Yesterday, I presented the NIST B2G (Building to Grid) group with a proposal to simplify integration within buildings and between buildings and the grid by relaying on existing well-defined, and well known web services standards. The feedback was surprisingly positive. Now I have to consider how to get it into the Energy Interoperation specification.
Energy Interoperation was conceived of as the market and situation awareness gateway for the premises. As energy markets change more during each day, the home, the commercial building, and the industrial site (the premises) must become aware of these changes, and the premises-based systems must be able to respond. A significant early profile of Energy Interoperation will be OpenADR 2.0 (Automated Demand Response). OpenADR 2.0 will serve as a gateway to more rational energy markets, better able to accept intermittent energy sources (wind, solar) and distributed energy resources (on premises, storage, etc.). We call the external interface of premises-based systems the Energy Services Interface (ESI).
OpenADR 1.0 terms each premise a resource, able to provide services to the grid. These resources are tied to the “nega-watt” concept, wherein finding a MW of reduced energy use is as good as finding a MW of increased generation. The bulk of Energy Interoperation is defining the market transactions needed to support a variety of market structures and tariffs.
If we had mature markets, each premise would be responsible for absolute energy use. Many industrial sites operate in this mode already. Absolute results, though, are considered beyond the abilities of today’s commercial buildings, and more importantly for today’s homes. If the family arrives home during a DR event and starts cooking, their energy use will go up even as though their thermostat was automatically turned down. To assess performance in today’s markets, market makers want to see some of what’s behind the ESI.
To support this need, Energy Interoperation needs to support some level of not-quite-direct control of systems or devices inside a Resource, or perhaps merely some level of monitoring. We call these exposed systems and devices Assets. It is important to think of an Asset as a virtual device, one them may represent a smart toaster, a water heater, or an entire production line in a factory. What matters is that a contract allows it to be exposed and its function “directly” monitored.
Distributed Energy Resources (DER) are a particularly interesting class of Assets. A home solar panel, or a roof-top wind turbine, or a grid integrated thermal storage system might all be Assets. In any case, Assets need only a constrained set of interactions (On, off, half speed, set thermostat to 76, is it running now, charge up, discharge, how much electricity is it generating now…). Limited metadata is expected as well, largely to let Transmission operators deal with covarying Assets. 500 solar panels on the south side of town are covarying Assets as the same clouds might take them all out at the same time. Today’s Assets are covered by Tariffs, and this is all closely regulated. In the future, Assets may be offered to the market as tenders, contracted, and exposed.
Yesterday’s proposal was that we use the Managed Discovery Interface defined by the Web Services Discovery and Web Services Devices Profile (WS-DD). WS-DD is already used in many networks to discover services such as printers and faxes. WS-DD is supplemented by Device Profiles (DPWS) to ascertain the capabilities of each device. For example, you may want to find only printers that support color and two-sided printing. Discovery only works local, as the internet is built to prevent printer searches consuming all bandwidth. The Managed Discovery interface offers a secure way to ask a remote system to share the results of local discovery. You can imagine that corporate headquarters allows remote employees to print at only a few designated printers. We can use the same approach to share Assets with grid operators.

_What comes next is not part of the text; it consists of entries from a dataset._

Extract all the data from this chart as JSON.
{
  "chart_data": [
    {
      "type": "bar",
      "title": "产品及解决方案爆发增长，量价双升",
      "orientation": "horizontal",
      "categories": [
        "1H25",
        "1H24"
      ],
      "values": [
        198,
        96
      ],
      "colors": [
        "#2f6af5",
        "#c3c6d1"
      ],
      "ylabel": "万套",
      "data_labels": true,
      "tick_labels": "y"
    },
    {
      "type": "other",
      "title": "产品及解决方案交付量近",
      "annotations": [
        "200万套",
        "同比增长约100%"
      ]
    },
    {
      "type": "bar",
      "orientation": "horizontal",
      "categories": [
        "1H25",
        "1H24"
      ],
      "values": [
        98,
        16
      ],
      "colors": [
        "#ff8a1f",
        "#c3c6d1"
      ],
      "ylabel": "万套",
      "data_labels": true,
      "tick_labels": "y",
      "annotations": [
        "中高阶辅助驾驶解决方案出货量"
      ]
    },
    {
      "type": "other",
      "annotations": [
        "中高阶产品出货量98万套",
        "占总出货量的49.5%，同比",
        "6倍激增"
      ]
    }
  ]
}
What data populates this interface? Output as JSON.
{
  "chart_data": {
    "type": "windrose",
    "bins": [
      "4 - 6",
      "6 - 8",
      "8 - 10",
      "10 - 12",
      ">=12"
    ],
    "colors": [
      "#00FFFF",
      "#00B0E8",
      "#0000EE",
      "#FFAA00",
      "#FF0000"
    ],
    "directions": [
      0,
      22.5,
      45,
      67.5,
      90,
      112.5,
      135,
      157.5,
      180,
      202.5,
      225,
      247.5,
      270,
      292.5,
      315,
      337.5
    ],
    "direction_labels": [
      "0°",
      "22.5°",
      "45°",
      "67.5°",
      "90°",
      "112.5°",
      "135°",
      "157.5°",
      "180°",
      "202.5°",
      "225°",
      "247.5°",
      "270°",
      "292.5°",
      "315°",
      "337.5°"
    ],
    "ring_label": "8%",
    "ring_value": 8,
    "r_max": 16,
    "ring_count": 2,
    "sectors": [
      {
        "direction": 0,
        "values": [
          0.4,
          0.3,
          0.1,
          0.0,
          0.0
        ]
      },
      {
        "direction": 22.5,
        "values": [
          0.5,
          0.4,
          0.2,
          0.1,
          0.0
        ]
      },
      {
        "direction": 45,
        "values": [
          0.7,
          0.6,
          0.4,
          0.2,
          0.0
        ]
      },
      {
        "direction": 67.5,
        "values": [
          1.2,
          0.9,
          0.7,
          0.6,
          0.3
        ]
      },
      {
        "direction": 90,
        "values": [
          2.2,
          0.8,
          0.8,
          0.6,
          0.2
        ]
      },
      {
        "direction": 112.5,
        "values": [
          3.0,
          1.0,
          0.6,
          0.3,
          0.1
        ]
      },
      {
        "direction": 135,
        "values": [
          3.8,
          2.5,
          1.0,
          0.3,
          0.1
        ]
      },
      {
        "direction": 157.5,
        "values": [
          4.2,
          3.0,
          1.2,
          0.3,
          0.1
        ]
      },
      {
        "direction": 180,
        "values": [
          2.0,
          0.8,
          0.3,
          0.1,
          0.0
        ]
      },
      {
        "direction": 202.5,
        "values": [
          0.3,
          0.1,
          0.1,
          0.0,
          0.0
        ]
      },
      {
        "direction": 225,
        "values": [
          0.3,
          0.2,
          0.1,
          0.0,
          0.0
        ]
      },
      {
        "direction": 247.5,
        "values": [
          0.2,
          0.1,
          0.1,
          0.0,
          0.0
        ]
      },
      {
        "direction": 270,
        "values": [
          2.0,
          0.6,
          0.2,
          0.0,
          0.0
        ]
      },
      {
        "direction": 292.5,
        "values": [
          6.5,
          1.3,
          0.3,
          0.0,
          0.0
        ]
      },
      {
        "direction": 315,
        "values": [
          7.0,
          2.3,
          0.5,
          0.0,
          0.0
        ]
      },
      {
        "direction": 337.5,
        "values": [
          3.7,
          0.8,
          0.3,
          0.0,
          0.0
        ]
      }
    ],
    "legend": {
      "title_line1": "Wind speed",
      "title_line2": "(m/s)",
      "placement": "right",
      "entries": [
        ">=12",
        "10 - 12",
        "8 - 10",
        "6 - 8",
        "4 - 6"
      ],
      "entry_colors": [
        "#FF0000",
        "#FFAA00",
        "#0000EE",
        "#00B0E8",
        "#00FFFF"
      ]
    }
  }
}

To do this, we need to define Standard metadata compliant with the Device Profile, including a list of available services and their WSDL description. This standard metadata would be extended to define profiles of interest to energy interactions, while excluding detailed interactions that would increase complexity while reducing interoperation. We discussed whether devices would expose separate services beyond those needed for energy interactions.
Fortunately, ASHRAE SPC 201 has been hard at work for months, working with NEMA to define what the energy interactions for premises based systems are. For some systems, these are quite simple. A thermostat might expose a method to turn it up for a period of time, and a method to verify its current setting. For now, these services could be registered by hand though the system that hold the ESI. In the future, such systems may be able to autodiscover systems, and ask the [owner] which ones to share with the energy market.
Assets need some concept of Events, that is, a way of notifying remote systems of things that change locally. WS-DD prescribes the use of WS-Eventing. This specification defines how to support supports the simplest levels of interfaces for notification producers and consumers for a distributed event management system. WS-Eventing is a W3C recommendation that is widely implemented in the enterprise.
We can use these specifications to solve critical needs for Energy Interoperation without delaying its final completion. This approach will also support re-deployment of these services and events to support applications that today we do not imagine.